In January of that year, CEPS developed a plan to retake leadership in classification and valuation activities in a phased manner as the contracts of each DIC expired. This plan was reviewed with Ministry of Trade & Industry (as the party responsible for the DICs) and within Ministry of Finance and Economic Planning (MOFEP). CEPS indicated to Government that they would require a software system including communication links and a facility to accommodate some 70 officers required to man the systems.

CEPS reviewed the software system being used by the DICs and found shortcomings. It conducted an international search and identified software of its choice to enable it perform the role envisaged. In 2008, MOFEP facilitated CEPS to acquire the software, undergo the required training and acquired suitable premises to house an enlarged classification and valuation office that could accommodate some 70 officers.
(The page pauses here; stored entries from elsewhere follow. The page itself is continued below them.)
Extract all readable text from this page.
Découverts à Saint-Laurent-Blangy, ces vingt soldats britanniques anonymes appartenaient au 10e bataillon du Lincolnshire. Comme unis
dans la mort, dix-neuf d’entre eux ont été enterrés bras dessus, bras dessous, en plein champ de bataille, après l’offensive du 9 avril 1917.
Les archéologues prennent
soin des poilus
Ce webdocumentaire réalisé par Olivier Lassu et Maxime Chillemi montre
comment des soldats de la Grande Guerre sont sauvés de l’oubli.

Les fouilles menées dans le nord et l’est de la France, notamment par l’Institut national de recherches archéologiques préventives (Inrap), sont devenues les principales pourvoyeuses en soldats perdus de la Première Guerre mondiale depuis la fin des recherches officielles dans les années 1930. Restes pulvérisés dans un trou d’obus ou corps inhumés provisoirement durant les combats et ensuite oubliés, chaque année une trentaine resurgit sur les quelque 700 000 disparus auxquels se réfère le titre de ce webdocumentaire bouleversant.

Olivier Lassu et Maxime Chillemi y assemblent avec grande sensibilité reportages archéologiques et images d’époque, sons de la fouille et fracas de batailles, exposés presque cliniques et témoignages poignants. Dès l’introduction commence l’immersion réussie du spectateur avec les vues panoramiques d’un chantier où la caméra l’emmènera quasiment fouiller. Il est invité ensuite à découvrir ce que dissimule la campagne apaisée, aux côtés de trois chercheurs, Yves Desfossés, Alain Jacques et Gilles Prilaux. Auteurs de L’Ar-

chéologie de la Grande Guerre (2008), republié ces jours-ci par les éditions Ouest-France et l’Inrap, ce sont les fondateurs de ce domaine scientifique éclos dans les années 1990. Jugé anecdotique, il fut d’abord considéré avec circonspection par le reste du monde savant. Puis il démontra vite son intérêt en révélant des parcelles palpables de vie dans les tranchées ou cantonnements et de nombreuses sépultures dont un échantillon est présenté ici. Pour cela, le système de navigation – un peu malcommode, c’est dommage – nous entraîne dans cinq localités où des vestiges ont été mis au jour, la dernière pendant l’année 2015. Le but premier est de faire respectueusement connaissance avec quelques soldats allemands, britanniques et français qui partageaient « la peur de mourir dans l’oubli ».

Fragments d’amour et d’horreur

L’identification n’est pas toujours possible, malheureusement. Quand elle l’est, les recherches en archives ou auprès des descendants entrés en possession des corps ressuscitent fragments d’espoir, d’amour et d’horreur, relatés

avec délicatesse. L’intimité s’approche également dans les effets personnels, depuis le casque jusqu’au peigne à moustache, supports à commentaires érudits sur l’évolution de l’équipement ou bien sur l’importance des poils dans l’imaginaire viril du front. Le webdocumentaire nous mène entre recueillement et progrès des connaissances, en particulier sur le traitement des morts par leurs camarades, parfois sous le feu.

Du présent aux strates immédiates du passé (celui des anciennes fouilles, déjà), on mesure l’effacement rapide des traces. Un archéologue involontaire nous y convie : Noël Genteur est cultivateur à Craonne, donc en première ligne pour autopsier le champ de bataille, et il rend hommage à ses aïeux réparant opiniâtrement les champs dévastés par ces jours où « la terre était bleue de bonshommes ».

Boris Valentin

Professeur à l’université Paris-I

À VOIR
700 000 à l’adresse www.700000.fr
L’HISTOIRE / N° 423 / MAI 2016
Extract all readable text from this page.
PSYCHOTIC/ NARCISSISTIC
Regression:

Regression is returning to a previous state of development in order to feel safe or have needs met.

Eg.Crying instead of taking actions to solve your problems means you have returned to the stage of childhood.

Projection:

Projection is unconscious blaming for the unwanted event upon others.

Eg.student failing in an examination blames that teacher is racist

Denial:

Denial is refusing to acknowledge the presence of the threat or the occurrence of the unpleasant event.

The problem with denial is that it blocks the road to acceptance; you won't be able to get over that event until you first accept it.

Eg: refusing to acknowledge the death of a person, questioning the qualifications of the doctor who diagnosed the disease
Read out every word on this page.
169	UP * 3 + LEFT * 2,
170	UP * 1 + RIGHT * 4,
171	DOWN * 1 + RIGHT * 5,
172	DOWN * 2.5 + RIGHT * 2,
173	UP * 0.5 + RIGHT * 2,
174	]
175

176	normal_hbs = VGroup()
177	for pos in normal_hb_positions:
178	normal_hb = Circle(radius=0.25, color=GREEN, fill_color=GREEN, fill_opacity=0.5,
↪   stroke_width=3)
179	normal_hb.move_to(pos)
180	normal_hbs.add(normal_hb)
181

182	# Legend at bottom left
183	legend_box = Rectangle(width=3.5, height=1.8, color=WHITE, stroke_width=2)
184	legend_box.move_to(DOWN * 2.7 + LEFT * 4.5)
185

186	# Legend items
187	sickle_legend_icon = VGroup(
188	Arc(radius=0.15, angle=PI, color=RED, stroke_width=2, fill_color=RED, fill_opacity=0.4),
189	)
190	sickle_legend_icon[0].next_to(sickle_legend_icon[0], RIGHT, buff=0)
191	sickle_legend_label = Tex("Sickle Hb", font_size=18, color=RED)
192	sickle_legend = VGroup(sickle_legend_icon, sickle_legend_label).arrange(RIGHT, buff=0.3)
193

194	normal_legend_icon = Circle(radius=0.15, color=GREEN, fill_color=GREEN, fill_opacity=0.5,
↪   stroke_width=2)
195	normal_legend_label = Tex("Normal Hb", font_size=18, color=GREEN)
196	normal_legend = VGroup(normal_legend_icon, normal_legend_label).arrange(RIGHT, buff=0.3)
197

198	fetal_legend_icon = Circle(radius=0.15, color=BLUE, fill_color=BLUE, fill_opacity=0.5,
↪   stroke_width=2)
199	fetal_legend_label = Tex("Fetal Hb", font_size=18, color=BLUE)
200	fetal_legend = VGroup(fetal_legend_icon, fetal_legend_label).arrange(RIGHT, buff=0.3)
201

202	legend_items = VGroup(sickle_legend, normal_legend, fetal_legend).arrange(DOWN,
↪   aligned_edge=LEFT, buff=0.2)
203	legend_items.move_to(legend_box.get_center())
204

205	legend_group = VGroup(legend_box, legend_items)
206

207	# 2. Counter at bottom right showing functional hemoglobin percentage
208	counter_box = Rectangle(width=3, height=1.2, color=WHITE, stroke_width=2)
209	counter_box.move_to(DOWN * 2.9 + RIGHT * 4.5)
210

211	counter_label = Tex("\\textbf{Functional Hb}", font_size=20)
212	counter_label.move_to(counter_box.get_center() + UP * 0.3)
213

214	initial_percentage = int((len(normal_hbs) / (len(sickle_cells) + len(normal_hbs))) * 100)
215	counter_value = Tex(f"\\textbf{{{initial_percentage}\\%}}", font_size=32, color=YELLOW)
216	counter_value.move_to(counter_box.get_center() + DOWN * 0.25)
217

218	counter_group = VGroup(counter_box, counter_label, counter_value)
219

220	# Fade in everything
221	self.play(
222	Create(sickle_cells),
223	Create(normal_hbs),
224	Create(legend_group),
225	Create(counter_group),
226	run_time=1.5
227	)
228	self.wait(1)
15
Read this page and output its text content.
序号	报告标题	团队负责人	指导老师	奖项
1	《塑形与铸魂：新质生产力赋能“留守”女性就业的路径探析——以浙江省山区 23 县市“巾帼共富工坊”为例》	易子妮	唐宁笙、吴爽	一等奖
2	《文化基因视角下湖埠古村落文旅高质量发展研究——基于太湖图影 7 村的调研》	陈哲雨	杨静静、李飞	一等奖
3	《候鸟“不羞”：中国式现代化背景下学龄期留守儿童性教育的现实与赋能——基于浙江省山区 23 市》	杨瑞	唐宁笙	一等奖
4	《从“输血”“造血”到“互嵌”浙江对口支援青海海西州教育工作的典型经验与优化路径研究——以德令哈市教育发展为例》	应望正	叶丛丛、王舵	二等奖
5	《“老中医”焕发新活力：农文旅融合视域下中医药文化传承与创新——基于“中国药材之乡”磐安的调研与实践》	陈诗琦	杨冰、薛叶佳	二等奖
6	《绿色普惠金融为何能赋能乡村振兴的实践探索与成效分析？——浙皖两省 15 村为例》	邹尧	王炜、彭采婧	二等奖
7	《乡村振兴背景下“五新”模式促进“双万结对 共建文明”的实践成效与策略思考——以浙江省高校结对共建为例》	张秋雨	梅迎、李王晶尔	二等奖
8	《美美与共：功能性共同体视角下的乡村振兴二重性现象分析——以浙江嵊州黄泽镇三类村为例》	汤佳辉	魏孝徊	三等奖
CEPS spent time in 2008 customising and enhancing the software to meet its peculiar requirements and then performed a series of live tests using the new system (the Ghana Customs Secure Document Management System: GCSDMS). These tests allowed CEPS to satisfy themselves as to the readiness of the system for use, and found evidence that CEPS could identify revenue leakages overlooked by the DICs. The evidence of the latter came from a comparison of goods valued by CEPS using GCSDMS and the values given for the same consignments by the DICs in their FCVR (Final Classification and Valuation Report) reports. The FCVR reports were scanned and uploaded into the GCSDMS by the importers. The following points can be made; *50% of the consignments were under-valued by the DICs, with most of these being under-valued by more than 20% (average of 24%). The under-valuation of consignments represents a direct loss of revenue to government in duties and taxes on imports (loss of US$462,911.01 on 17% of consignments for one day, equates to potential loss of taxes of US$55,460,118.80 per month of imports), quite aside from additional losses to other revenue agencies such as IRS and VAT that stems from the under declarations of values. *The reduction in fees payable by importers would facilitate trade by lowering the cost of imports into Ghana, and would engender greater compliance among importers, so facilitating collection of the appropriate duties and taxes.

Thus, a take-over of the lead role in classification and valuation by CEPS would allow the government to collect its duties and taxes at a lower cost (0.46% as opposed to 1% fee paid to DICs), to collect more duties and taxes (taxes on an additionalUS$55,460.118.08 of imports per month), and additionally provide MOFEP with a new revenue stream that can be applied as appropriate to aid government finances.